Por Dionisio Rodríguez Mejías.

6.- El compromiso.

La noche del reparto de premios, Arumí se empeñó en que fuéramos a un sitio que no conociéramos, y acabamos en una moderna boîte, junto a la plaza de Calvo Sotelo, que tiene una pista redonda giratoria, y una música exclusiva que traen nada menos que de París ―eso nos dijo el camarero que nos acompañó a la mesa―, aunque yo soy más del Dúo Dinámico: donde se ponga “Esos ojitos negros” o “Perdóname” que se quite Charles Aznavour. Oye, Javi, yo nunca había estado en un sitio como aquel, ni había pasado una noche de lujo y de derroche como aquella. Sentía envidia de los jóvenes de la alta sociedad, que podían beber y bailar hasta las cuatro de la mañana, porque no tenían que madrugar al día siguiente.

Mientras un camarero nos servía los combinados, le pregunté a Marc que cuánto nos iba a costar la fiesta y se echó a reír. Me enseñó las ciento cincuenta mil pesetas del premio, me dijo que tanto él como yo habíamos dejado de ser unos pobretones y que aquella juerga corría de su cuenta. Después del champán que bebimos en el reparto de premios, y los cubatas del Seven Crown, los combinados me pusieron como una moto; era una mezcla de whisky, menta y licor de naranja. Yo no sé cómo las chavalas lo aguantaban. Genny me cogió de la mano, me llevó a la pista con esa pícara coquetería que tienen las francesas, y cuando sonaron las lentas, se dedicó a darme cariñosos mordisquitos en la oreja. ¡Qué noche, tío! Cómo son las francesas. Me acordaba de Brigitte Bardot y de madame Bovary.

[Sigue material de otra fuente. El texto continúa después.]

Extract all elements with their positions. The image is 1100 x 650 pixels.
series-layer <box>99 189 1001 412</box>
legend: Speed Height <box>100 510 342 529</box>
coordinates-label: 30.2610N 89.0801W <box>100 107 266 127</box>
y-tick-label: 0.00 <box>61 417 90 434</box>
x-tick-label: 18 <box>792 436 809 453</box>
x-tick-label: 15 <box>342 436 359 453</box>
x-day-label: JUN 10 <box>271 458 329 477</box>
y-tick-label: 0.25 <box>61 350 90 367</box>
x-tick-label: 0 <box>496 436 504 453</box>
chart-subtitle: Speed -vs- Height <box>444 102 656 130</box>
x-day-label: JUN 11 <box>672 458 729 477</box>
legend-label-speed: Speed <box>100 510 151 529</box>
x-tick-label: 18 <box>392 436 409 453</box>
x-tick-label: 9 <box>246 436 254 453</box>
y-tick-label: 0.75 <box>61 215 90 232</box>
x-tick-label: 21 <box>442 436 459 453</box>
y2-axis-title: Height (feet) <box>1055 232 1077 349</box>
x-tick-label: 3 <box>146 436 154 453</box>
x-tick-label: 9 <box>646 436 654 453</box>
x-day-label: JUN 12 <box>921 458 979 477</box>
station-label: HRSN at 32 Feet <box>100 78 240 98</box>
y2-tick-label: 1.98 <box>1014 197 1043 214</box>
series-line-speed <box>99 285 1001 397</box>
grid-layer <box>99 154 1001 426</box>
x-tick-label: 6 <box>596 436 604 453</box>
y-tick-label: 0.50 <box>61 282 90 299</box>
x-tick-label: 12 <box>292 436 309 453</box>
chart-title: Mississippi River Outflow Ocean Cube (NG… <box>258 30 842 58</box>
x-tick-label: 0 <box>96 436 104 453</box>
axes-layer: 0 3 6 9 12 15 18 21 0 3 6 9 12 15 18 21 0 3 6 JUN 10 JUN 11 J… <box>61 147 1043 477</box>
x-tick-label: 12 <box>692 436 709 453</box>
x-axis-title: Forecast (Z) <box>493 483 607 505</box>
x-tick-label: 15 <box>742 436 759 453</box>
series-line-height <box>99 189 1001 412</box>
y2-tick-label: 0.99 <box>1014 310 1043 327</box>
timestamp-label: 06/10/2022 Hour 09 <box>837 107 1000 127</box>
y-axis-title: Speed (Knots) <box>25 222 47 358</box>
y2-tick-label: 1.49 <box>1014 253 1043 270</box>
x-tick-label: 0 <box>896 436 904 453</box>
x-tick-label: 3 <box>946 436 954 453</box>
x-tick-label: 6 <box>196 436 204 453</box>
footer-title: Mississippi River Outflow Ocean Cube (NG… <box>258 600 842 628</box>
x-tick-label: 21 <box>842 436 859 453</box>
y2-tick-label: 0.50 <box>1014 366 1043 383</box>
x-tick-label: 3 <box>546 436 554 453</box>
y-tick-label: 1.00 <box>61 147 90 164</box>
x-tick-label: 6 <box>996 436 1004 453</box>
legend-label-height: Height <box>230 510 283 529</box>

Dos ejemplos un poco diferentes, ¿no?

Te lo juro, tío; solo le falta ser del Barça.

No me digas que es del Español.

No; del Olimpic de Lyon; en eso sí que es un poco rara. En fin, quería decirte que salimos de allí a las cuatro de la mañana. Eso es vivir y lo demás son cuentos.

O sea, que mañana tampoco vas a trabajar. ¿Verdad que no?

Me miró y se echó a reír.

―Ya te he dicho que estoy pensando en dejar el colmado. Ese no es un trabajo para mí; si sigo vendiendo azúcar, café y sardinas en escabeche, no podré salir de noche, ni conocer a chicas como Genny, ni pasar momentos como aquel. También tú deberías pensarlo.

―Y ¿qué me aconsejas? ¿Dejar el trabajo en el banco y ponerme a vender terrenos con un trilero?

―No; yo solo digo que si quieres prosperar tienes que arriesgarte. ¿Vale?

―Sí, hombre, sí. Arriesgarme a ser un granuja, a ganar el dinero engañando a la gente, a llevar una vida desordenada, a ir hoy de millonario y mañana sin un céntimo en el bolsillo. ¿A eso me tengo que arriesgar? Paco, no me jodas.